ElementCamp WordPress Plugin SQL Injection Vulnerability in AJAX Action

A time-based SQL injection vulnerability has been identified in the ElementCamp plugin for WordPress, affecting all versions through 2.3.6. The issue arises in the 'tcg_select2_search_post' AJAX action, where the 'meta_query[compare]' parameter is vulnerable. The user-supplied compare value is inserted as an SQL operator without proper validation against an allowlist of comparison operators. Although the value is sanitized using esc_sql(), this sanitization is ineffective for operators not enclosed in quotes.

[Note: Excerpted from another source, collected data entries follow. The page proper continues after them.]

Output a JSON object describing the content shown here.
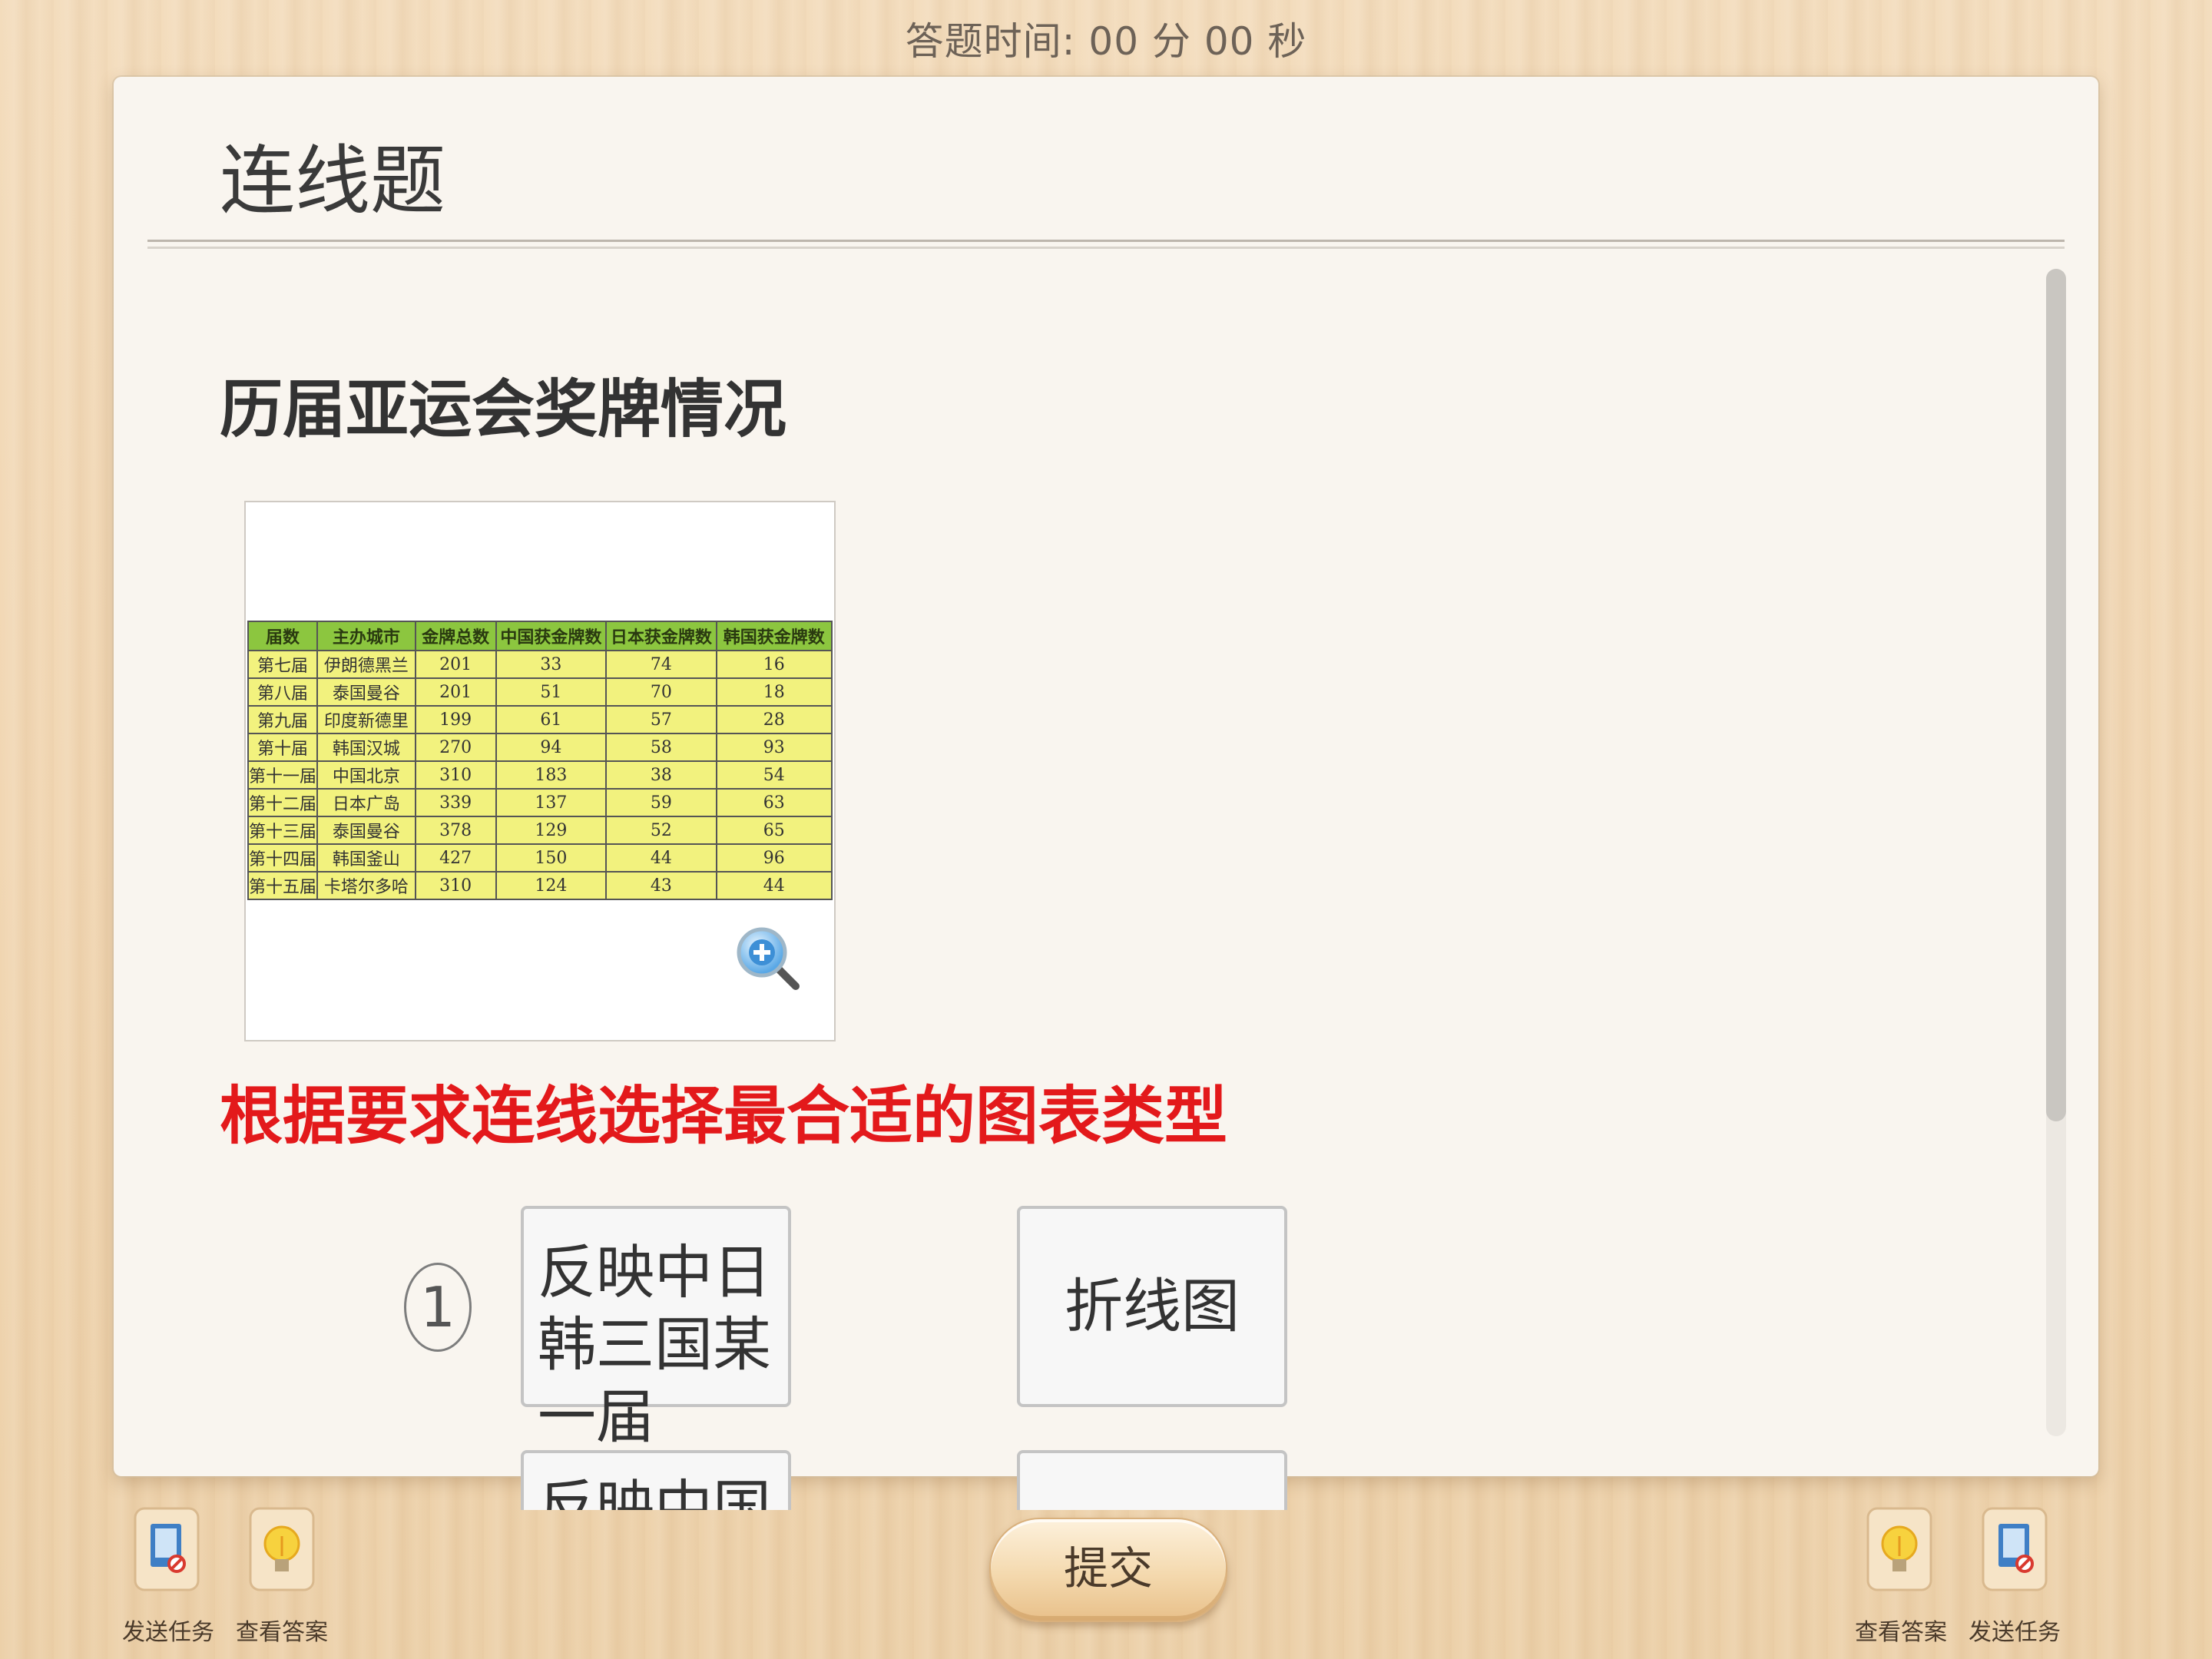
{
  "timer": {
    "label": "答题时间:",
    "value": "00 分 00 秒"
  },
  "card": {
    "type_title": "连线题",
    "question_title": "历届亚运会奖牌情况",
    "instruction": "根据要求连线选择最合适的图表类型"
  },
  "medal_table": {
    "headers": [
      "届数",
      "主办城市",
      "金牌总数",
      "中国获金牌数",
      "日本获金牌数",
      "韩国获金牌数"
    ],
    "rows": [
      [
        "第七届",
        "伊朗德黑兰",
        "201",
        "33",
        "74",
        "16"
      ],
      [
        "第八届",
        "泰国曼谷",
        "201",
        "51",
        "70",
        "18"
      ],
      [
        "第九届",
        "印度新德里",
        "199",
        "61",
        "57",
        "28"
      ],
      [
        "第十届",
        "韩国汉城",
        "270",
        "94",
        "58",
        "93"
      ],
      [
        "第十一届",
        "中国北京",
        "310",
        "183",
        "38",
        "54"
      ],
      [
        "第十二届",
        "日本广岛",
        "339",
        "137",
        "59",
        "63"
      ],
      [
        "第十三届",
        "泰国曼谷",
        "378",
        "129",
        "52",
        "65"
      ],
      [
        "第十四届",
        "韩国釜山",
        "427",
        "150",
        "44",
        "96"
      ],
      [
        "第十五届",
        "卡塔尔多哈",
        "310",
        "124",
        "43",
        "44"
      ]
    ]
  },
  "match": {
    "items": [
      {
        "number": "1",
        "left": "反映中日韩三国某一届",
        "right": "折线图"
      },
      {
        "number": "",
        "left": "反映中国某",
        "right": ""
      }
    ]
  },
  "toolbar": {
    "left": [
      {
        "icon": "send-task-icon",
        "label": "发送任务"
      },
      {
        "icon": "lightbulb-icon",
        "label": "查看答案"
      }
    ],
    "submit_label": "提交",
    "right": [
      {
        "icon": "lightbulb-icon",
        "label": "查看答案"
      },
      {
        "icon": "send-task-icon",
        "label": "发送任务"
      }
    ]
  }
}
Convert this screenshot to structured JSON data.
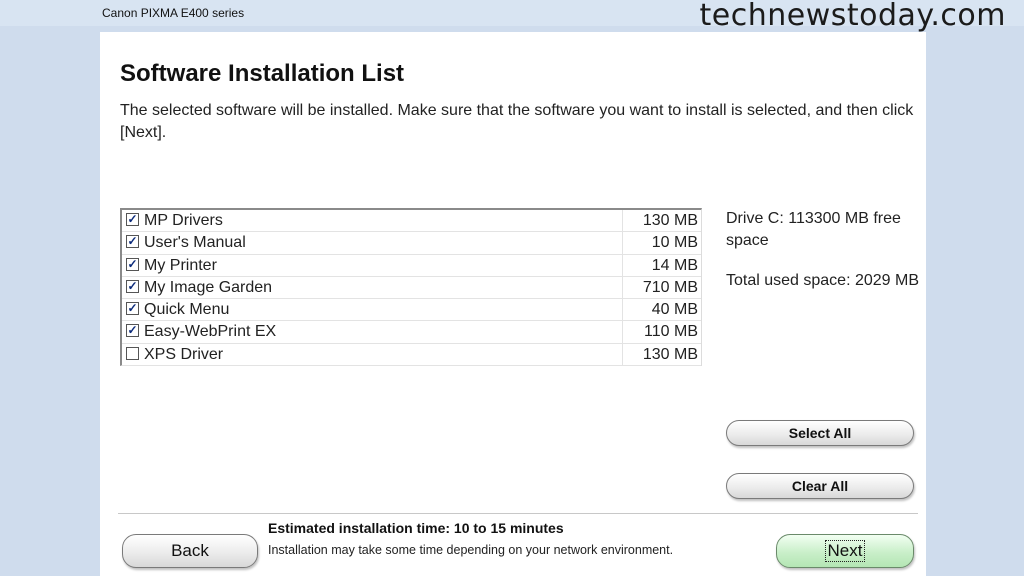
{
  "window": {
    "title": "Canon PIXMA E400 series"
  },
  "watermark": "technewstoday.com",
  "page": {
    "heading": "Software Installation List",
    "intro": "The selected software will be installed. Make sure that the software you want to install is selected, and then click [Next]."
  },
  "software_list": [
    {
      "name": "MP Drivers",
      "size": "130 MB",
      "checked": true
    },
    {
      "name": "User's Manual",
      "size": "10 MB",
      "checked": true
    },
    {
      "name": "My Printer",
      "size": "14 MB",
      "checked": true
    },
    {
      "name": "My Image Garden",
      "size": "710 MB",
      "checked": true
    },
    {
      "name": "Quick Menu",
      "size": "40 MB",
      "checked": true
    },
    {
      "name": "Easy-WebPrint EX",
      "size": "110 MB",
      "checked": true
    },
    {
      "name": "XPS Driver",
      "size": "130 MB",
      "checked": false
    }
  ],
  "disk": {
    "free_space": "Drive C: 113300 MB free space",
    "used_space": "Total used space: 2029 MB"
  },
  "buttons": {
    "select_all": "Select All",
    "clear_all": "Clear All",
    "back": "Back",
    "next": "Next"
  },
  "footer": {
    "estimate": "Estimated installation time: 10 to 15 minutes",
    "note": "Installation may take some time depending on your network environment."
  },
  "colors": {
    "window_bg": "#ffffff",
    "frame_bg": "#cfdced",
    "next_button": "#c9efc9"
  }
}
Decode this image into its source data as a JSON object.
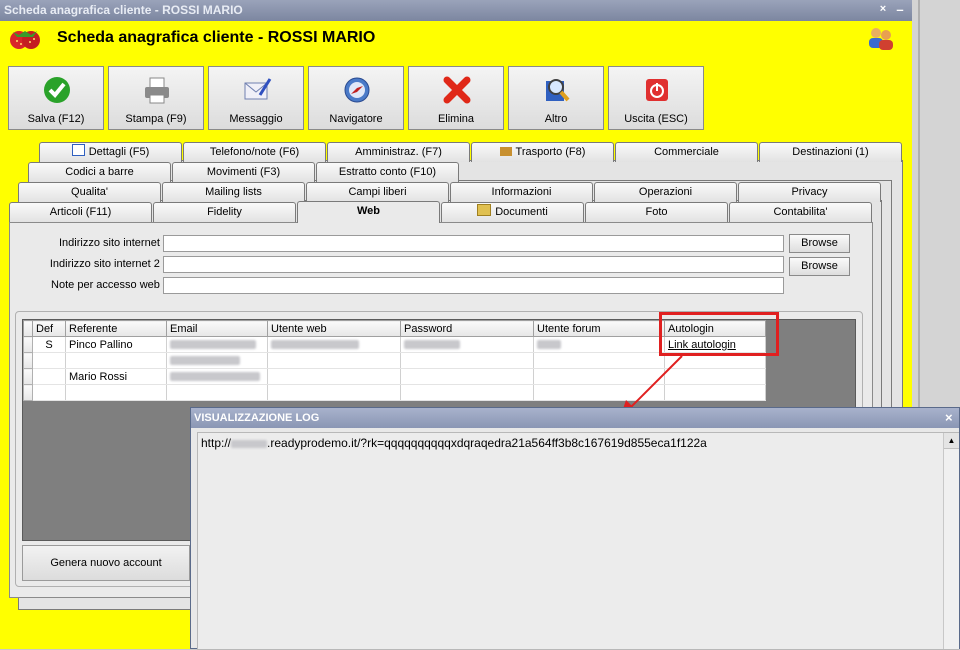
{
  "window": {
    "title": "Scheda anagrafica cliente - ROSSI MARIO",
    "header_title": "Scheda anagrafica cliente - ROSSI MARIO",
    "minimize_glyph": "–",
    "close_glyph": "×",
    "bg_color": "#ffff00"
  },
  "toolbar": [
    {
      "label": "Salva (F12)",
      "icon": "check-icon"
    },
    {
      "label": "Stampa (F9)",
      "icon": "printer-icon"
    },
    {
      "label": "Messaggio",
      "icon": "envelope-icon"
    },
    {
      "label": "Navigatore",
      "icon": "compass-icon"
    },
    {
      "label": "Elimina",
      "icon": "delete-x-icon"
    },
    {
      "label": "Altro",
      "icon": "magnifier-book-icon"
    },
    {
      "label": "Uscita (ESC)",
      "icon": "power-icon"
    }
  ],
  "tabs": {
    "row1": [
      "Dettagli (F5)",
      "Telefono/note (F6)",
      "Amministraz. (F7)",
      "Trasporto (F8)",
      "Commerciale",
      "Destinazioni (1)"
    ],
    "row2": [
      "Codici a barre",
      "Movimenti (F3)",
      "Estratto conto (F10)"
    ],
    "row3": [
      "Qualita'",
      "Mailing lists",
      "Campi liberi",
      "Informazioni",
      "Operazioni",
      "Privacy"
    ],
    "row4": [
      "Articoli (F11)",
      "Fidelity",
      "Web",
      "Documenti",
      "Foto",
      "Contabilita'"
    ],
    "active": "Web"
  },
  "web": {
    "label_site": "Indirizzo sito internet :",
    "label_site2": "Indirizzo sito internet 2 :",
    "label_notes": "Note per accesso web :",
    "value_site": "",
    "value_site2": "",
    "value_notes": "",
    "browse_label": "Browse",
    "browse_label2": "Browse"
  },
  "grid": {
    "columns": [
      "Def",
      "Referente",
      "Email",
      "Utente web",
      "Password",
      "Utente forum",
      "Autologin"
    ],
    "rows": [
      {
        "def": "S",
        "referente": "Pinco Pallino",
        "autologin": "Link autologin"
      },
      {
        "def": "",
        "referente": "",
        "autologin": ""
      },
      {
        "def": "",
        "referente": "Mario Rossi",
        "autologin": ""
      },
      {
        "def": "",
        "referente": "",
        "autologin": ""
      }
    ],
    "highlight_color": "#e02020"
  },
  "genera_label": "Genera nuovo account",
  "log": {
    "title": "VISUALIZZAZIONE LOG",
    "close_glyph": "×",
    "url_prefix": "http://",
    "url_rest": ".readyprodemo.it/?rk=qqqqqqqqqqxdqraqedra21a564ff3b8c167619d855eca1f122a",
    "scroll_up_glyph": "▲"
  }
}
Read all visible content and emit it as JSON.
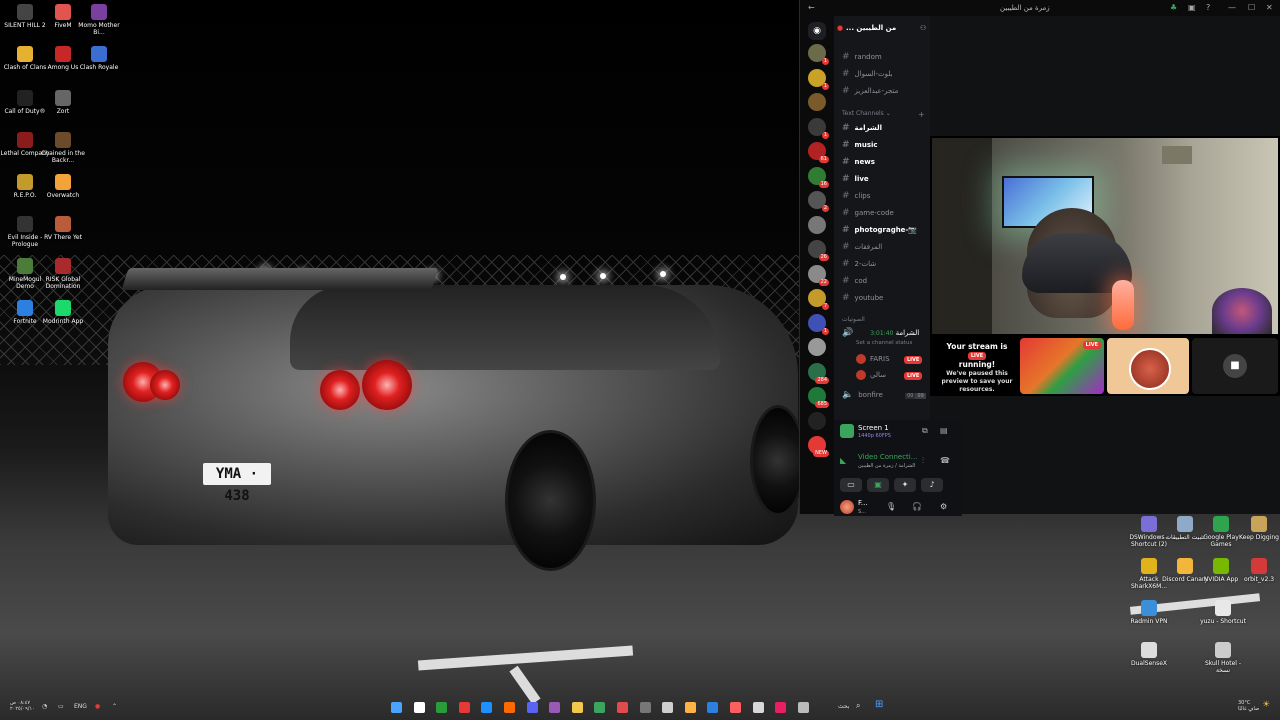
{
  "desktop_icons": [
    {
      "label": "SILENT HILL 2",
      "color": "#444444"
    },
    {
      "label": "FiveM",
      "color": "#e2554f"
    },
    {
      "label": "Momo Mother Bi...",
      "color": "#7a3fa0"
    },
    {
      "label": "Clash of Clans",
      "color": "#e6b031"
    },
    {
      "label": "Among Us",
      "color": "#c62828"
    },
    {
      "label": "Clash Royale",
      "color": "#3a6fd1"
    },
    {
      "label": "Call of Duty®",
      "color": "#222222"
    },
    {
      "label": "Zort",
      "color": "#666666"
    },
    {
      "label": "Lethal Company",
      "color": "#8a1c1c"
    },
    {
      "label": "Chained in the Backr...",
      "color": "#6b4b2a"
    },
    {
      "label": "R.E.P.O.",
      "color": "#c49a2b"
    },
    {
      "label": "Overwatch",
      "color": "#f2a33a"
    },
    {
      "label": "Evil Inside - Prologue",
      "color": "#333333"
    },
    {
      "label": "RV There Yet",
      "color": "#b85c3a"
    },
    {
      "label": "MineMogul Demo",
      "color": "#4b7d3a"
    },
    {
      "label": "RISK Global Domination",
      "color": "#a82a2a"
    },
    {
      "label": "Fortnite",
      "color": "#2d7fe0"
    },
    {
      "label": "Modrinth App",
      "color": "#1bd96a"
    }
  ],
  "right_icons": [
    {
      "label": "DSWindows - Shortcut (2)",
      "color": "#7a6fd6"
    },
    {
      "label": "تثبيت التطبيقات",
      "color": "#8fa9c8"
    },
    {
      "label": "Google Play Games",
      "color": "#2ea44f"
    },
    {
      "label": "Keep Digging",
      "color": "#c8a35a"
    },
    {
      "label": "Attack SharkX6M...",
      "color": "#e0b21c"
    },
    {
      "label": "Discord Canary",
      "color": "#f2b73a"
    },
    {
      "label": "NVIDIA App",
      "color": "#76b900"
    },
    {
      "label": "orbit_v2.3",
      "color": "#d43a3a"
    },
    {
      "label": "Radmin VPN",
      "color": "#3a8fd8"
    },
    {
      "label": "yuzu - Shortcut",
      "color": "#e8e8e8"
    },
    {
      "label": "DualSenseX",
      "color": "#dddddd"
    },
    {
      "label": "Skull Hotel - نسخة",
      "color": "#cccccc"
    }
  ],
  "wallpaper": {
    "plate": "YMA · 438"
  },
  "discord": {
    "title": "زمرة من الطيبين",
    "server_name": "... من الطيبين",
    "channels_top": [
      "random",
      "بلوت-السوال",
      "متجر-عبدالعزيز"
    ],
    "text_category": "Text Channels",
    "channels": [
      {
        "name": "الشرامة",
        "bold": true
      },
      {
        "name": "music",
        "bold": true
      },
      {
        "name": "news",
        "bold": true
      },
      {
        "name": "live",
        "bold": true
      },
      {
        "name": "clips",
        "bold": false
      },
      {
        "name": "game-code",
        "bold": false
      },
      {
        "name": "photograghe-📷",
        "bold": true
      },
      {
        "name": "المرفقات",
        "bold": false
      },
      {
        "name": "شات-2",
        "bold": false
      },
      {
        "name": "cod",
        "bold": false
      },
      {
        "name": "youtube",
        "bold": false
      }
    ],
    "voice_category": "الصوتيات",
    "voice_channel": {
      "name": "الشرامة",
      "time": "3:01:40",
      "status": "Set a channel status"
    },
    "voice_users": [
      {
        "name": "FARIS",
        "badge": "LIVE"
      },
      {
        "name": "سالي",
        "badge": "LIVE"
      }
    ],
    "bonfire": {
      "name": "bonfire",
      "count": "00",
      "limit": "99"
    },
    "server_badges": [
      "1",
      "1",
      "",
      "1",
      "61",
      "16",
      "2",
      "",
      "26",
      "22",
      "7",
      "1",
      "",
      "284",
      "685",
      "",
      "NEW"
    ],
    "screen_share": {
      "title": "Screen 1",
      "quality": "1440p 60FPS"
    },
    "connection": {
      "title": "Video Connecti...",
      "subtitle": "الشرامة / زمرة من الطيبين"
    },
    "user": {
      "name": "F...",
      "status": "S..."
    },
    "stage": {
      "paused_title": "Your stream is",
      "paused_live": "LIVE",
      "paused_title2": "running!",
      "paused_msg": "We've paused this preview to save your resources.",
      "tile_badge": "LIVE"
    }
  },
  "taskbar": {
    "search": "بحث",
    "lang": "ENG",
    "time": "٠٨:٤٧ ص",
    "date": "٢٠٢٥/٠٩/١٠",
    "weather_temp": "30°C",
    "weather_desc": "صافٍ غالبًا"
  }
}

As a result, authenticated attackers with Author-level access or higher can manipulate SQL queries to extract sensitive information from the database.

Impact

Exploitation of this vulnerability allows authenticated attackers to perform SQL injection, potentially leading to unauthorized data access or manipulation.

Reproduction

To reproduce this vulnerability, an authenticated user with Author-level access or higher can send a request to the 'tcg_select2_search_post' AJAX action. The request must include a crafted 'meta_query[compare]' parameter that exploits the lack of validation on SQL operators. The injection can be timed to observe the response delay, confirming the exploitation of the SQL injection vulnerability.

Remediation

No known patch is available. Users are advised to review the vulnerability details and consider uninstalling the affected plugin.